Schools have no legitimate need to punish students for conduct off school grounds that is not criminal, and their claims of the threat of disruption are, as the Doninger case demonstrates, easily used to stifle criticism. Indeed, in Connecticut' schools such claims probably will be used only to stifle criticism.
If there is ever a real threat of disruption, rather than a threat of embarrassment, school administrators can just call the police like everybody else. And since, as the horrific assault at Manchester High School disclosed recently, Connecticut law negligently allows students with felony convictions for assault to continue attending school, school administrators should have plenty of threats of disruption to worry about before retaliating against mere criticism.
* * *
Legislation recently passed on politically partisan votes in the General Assembly to let municipalities, small businesses, and non-profit agencies join the state employee medical insurance pool may have serious technical problems. But it would be easy to fix them and meet objections to the bill.
Yes, the state cannot unilaterally alter its contracts with its insurers to enlarge the pool. But those contracts expire and are renegotiated from time to time, and they can be changed by agreement at any time. This is only a matter of timing, not concept.
Yes, the state employee insurance policy is luxurious, and critics see the pool-expanding legislation as a scheme to elevate municipal employee union members to the lofty status of state employees. (Nothing may delight the Democratic majority in the legislature more than betraying the public interest to public employee unions -- just as nothing may delight the Republican minority more than protecting insurance companies against competition.) But no municipalities, businesses, and social-service agencies would join the state pool if it didn't promise to save them money. So what's the harm in finding out?

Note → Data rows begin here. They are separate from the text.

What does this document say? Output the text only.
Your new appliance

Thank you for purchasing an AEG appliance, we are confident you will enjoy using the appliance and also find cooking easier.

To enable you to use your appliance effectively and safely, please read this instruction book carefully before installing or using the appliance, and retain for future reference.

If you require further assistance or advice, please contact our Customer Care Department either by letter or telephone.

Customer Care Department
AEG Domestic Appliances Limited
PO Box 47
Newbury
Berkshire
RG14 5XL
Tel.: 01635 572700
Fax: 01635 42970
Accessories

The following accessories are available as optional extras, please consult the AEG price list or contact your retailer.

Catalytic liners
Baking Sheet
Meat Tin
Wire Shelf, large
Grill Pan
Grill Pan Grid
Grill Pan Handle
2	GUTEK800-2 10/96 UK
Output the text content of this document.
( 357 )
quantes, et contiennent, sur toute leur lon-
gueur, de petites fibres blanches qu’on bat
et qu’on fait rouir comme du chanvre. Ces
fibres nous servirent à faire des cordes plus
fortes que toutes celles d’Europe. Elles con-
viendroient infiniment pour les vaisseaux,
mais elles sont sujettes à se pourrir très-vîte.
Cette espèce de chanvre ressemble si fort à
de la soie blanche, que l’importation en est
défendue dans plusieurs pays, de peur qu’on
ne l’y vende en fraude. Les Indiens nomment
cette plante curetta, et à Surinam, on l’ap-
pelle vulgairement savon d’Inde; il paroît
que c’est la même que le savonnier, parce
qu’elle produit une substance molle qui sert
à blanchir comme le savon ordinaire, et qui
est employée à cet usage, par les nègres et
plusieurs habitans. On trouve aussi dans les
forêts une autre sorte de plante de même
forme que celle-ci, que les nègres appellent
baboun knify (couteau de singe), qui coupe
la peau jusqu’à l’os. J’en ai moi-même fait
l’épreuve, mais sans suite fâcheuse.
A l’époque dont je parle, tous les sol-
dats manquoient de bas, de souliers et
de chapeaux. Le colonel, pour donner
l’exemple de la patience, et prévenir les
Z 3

And if the state employee policy is indeed too rich to save money for new joiners, state government could try to assemble another insurance pool, as Attorney General Richard Blumenthal has suggested, and as Governor Rell herself is trying to do with for a plan of rudimentary insurance for the working poor.
The underlying principle here remains in operation: Group purchases save money by reducing overhead. So any veto of the insurance bill by the governor should be only the prelude to fixing it.
Chris Powell is managing editor of the Journal Inquirer in Manchester, Conn.